As RuPaul’s Drag Race UK hits our screens, our Junior Campaigns Manager, Emily, shares her experiences of the drag scene and why she believes comms pros need to understand how to sensitively manage the co-opting of sub-cultures
9 Oct 2019 -
When an established subculture becomes mainstream, it can be a difficult thing to manage from a comms perspective. Without coming from or being part of that subculture/minority group, it can be difficult to implement a comms strategy that does justice to your objective of achieving widespread awareness without leaving the members of the subculture feeling that they’re being misrepresented and even potentially exploited.
A recent example of this that I was struck by was the promotion of RuPaul’s Drag Race UK. As someone who has been immersed in drag culture since my mother introduced me to her friend, who she added casually “is a drag queen” before I was ten years old, I have loved to bring elements of drag into all of my creative pursuits. This has culminated in me becoming a drag performer who now regularly graces the stages of queer bars and venues across London.

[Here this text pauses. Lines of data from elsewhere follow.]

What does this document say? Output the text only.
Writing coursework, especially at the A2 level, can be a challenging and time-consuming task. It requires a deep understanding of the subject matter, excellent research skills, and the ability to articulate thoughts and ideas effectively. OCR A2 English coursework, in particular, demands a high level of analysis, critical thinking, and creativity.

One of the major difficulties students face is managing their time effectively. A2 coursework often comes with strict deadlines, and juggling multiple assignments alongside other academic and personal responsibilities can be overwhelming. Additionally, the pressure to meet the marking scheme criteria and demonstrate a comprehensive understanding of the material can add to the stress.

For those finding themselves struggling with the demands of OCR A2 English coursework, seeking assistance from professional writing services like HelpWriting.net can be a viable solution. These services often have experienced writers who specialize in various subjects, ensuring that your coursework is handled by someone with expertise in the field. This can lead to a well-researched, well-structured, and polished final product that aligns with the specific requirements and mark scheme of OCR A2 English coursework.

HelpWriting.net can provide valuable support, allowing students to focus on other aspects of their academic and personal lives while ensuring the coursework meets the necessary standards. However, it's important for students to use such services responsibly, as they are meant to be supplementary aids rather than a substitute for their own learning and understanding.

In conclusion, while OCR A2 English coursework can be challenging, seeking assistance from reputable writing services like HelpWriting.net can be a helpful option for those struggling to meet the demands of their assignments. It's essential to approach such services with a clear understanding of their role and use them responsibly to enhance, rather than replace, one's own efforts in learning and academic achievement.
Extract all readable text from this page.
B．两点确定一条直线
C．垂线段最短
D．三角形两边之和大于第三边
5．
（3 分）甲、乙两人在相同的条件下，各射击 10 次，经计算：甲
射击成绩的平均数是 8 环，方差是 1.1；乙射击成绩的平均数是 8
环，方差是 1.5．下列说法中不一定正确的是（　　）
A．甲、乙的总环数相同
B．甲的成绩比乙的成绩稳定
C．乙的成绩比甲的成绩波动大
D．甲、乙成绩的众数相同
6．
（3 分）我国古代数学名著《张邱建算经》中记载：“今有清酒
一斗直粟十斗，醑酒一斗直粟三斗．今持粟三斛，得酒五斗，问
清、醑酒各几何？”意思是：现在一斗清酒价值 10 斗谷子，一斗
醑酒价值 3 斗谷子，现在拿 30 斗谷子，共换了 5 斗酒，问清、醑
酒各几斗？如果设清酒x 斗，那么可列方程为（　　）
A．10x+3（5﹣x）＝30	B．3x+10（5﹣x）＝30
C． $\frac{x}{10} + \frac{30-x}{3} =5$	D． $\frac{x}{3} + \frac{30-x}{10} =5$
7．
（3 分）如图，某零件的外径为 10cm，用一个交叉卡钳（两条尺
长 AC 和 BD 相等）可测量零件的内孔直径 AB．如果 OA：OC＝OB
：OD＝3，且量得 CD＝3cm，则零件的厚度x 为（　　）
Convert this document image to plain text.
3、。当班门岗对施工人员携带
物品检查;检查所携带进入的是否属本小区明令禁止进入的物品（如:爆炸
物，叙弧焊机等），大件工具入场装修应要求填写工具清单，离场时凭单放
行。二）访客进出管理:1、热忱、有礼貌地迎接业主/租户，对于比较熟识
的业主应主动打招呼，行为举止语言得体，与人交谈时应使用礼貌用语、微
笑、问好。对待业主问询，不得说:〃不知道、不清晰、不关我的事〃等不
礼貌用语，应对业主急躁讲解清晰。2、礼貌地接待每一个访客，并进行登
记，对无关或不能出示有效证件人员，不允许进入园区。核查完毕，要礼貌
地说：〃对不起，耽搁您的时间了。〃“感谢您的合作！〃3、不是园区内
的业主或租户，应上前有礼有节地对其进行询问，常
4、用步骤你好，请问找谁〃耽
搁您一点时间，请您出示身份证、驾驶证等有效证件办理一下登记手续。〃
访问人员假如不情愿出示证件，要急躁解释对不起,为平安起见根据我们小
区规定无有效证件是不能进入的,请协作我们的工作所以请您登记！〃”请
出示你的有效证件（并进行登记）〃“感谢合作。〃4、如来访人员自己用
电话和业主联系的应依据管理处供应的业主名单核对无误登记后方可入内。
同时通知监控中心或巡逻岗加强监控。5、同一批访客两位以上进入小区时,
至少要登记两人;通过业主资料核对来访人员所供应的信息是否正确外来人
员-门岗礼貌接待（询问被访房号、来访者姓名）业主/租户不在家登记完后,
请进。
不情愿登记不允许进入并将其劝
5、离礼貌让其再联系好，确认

What I observed with RuPaul’s Drag Race UK was a fantastic campaign that had near-blanket coverage across broadcast, print and online media. However, even though the UK scene is very supportive of the girls who are appearing on the show, there was a general feeling that the coverage about Drag Race UK was not providing an accurate representation of what the UK drag scene is.
A clear example of this is the lack of ‘performer diversity’ as the cast is nearly all cis male* drag queens. The UK scene is full of amazing drag kings, female-bodied drag queens and non-binary performers. However these performers aren’t represented or alluded to in the articles or comms about Drag Race UK that I have seen, apart from an op-ed in The Independent, that was not a part of the Drag Race UK PR, by drag performer Chiyo Gomes titled, “I’m a trans Afro-Latinx drag performer – but you won’t see people like me on RuPaul’s show”.
The knock-on effect of this could be very damaging to the finances of the performers, and the types of performers, who aren’t on the show. I have been used to seeing Cheryl Hole (who is a contestant on the show) and her drag family** in my local queer pub, Apples & Pears, for less than £10; a meet and greet with her and the other UK queens from the show, as part of the official tour is £135. As a member of Cheryl’s drag family, Herr the Queen, tweeted on the night before Drag Race UK aired, “UK drags performing tonight, ENJOY IT! Everything is gonna start changing from tomorrow, isn’t that weird.”
The reaction to the cast reveal coverage on social media was compiled by LGBTQIA+ news website Pink News with Twitter user @elledrawsdrag saying:
“There are so many amazing femme/bio queens & drag kings in the UK it’s frustrating they’re not being utilised in drag race. Yeah, it’s the first season, but still, they’ve had eleven others across the seas & they’ve had that opportunity even if they’ve not taken it, and they deserve that opportunity! Especially as the UK is filled with such a diverse group of drag performers, it seems foolish to miss out on exposing them to the world. It would open many doors to queer kids everywhere to see ALL kinds of drag on TV, and as it’s been noted all drag is f*cking valid! These performers deserve the notice, and it’s a shame Rupaul doesn’t seem to want to accept them into his family. On another note, the cast looks brill, it’s just a shame there’s not more diversity!”
Twitter user @lucyeccles93 commented:
“While I LOVE drag race and I’m so excited for the UK season, remember that drag goes beyond what you see on the show. Support your local drag kings and bio queens – all drag is valid and beautiful!”
Twitter user @lauxx_n said:
“Will drag queens who identify as female out of drag be booked? Nobody’s thinking of these things. I still stand by what I said last year, drag race uk isn’t what our scene needed. It’s great that queens who deserve the exposure are getting it but it’s caused a lot of problems”
When handling an announcement that is about a subculture or minority it is important that you understand, not just the commercial product (in this case Drag Race UK), but the impact of that product on the community it came from. At Riot we champion diversity which goes further than race and gender. Cultural diversity is important. If I had been working on the announcement of Drag Race UK I would have wanted to implement a clear strategy to maximise coverage and positive sentiment through both celebrating the product (as has been done) and promoting the wonderful, inclusive and diverse subculture of UK drag.
* At the time of writing Davina De Campo is the only contestant to be out as non-binary, this may change.
** ‘Drag family’ – comes from the ball culture and is made of an experienced drag performer and their mentees. They form an extremely supportive and special bond, guiding each other though the scene.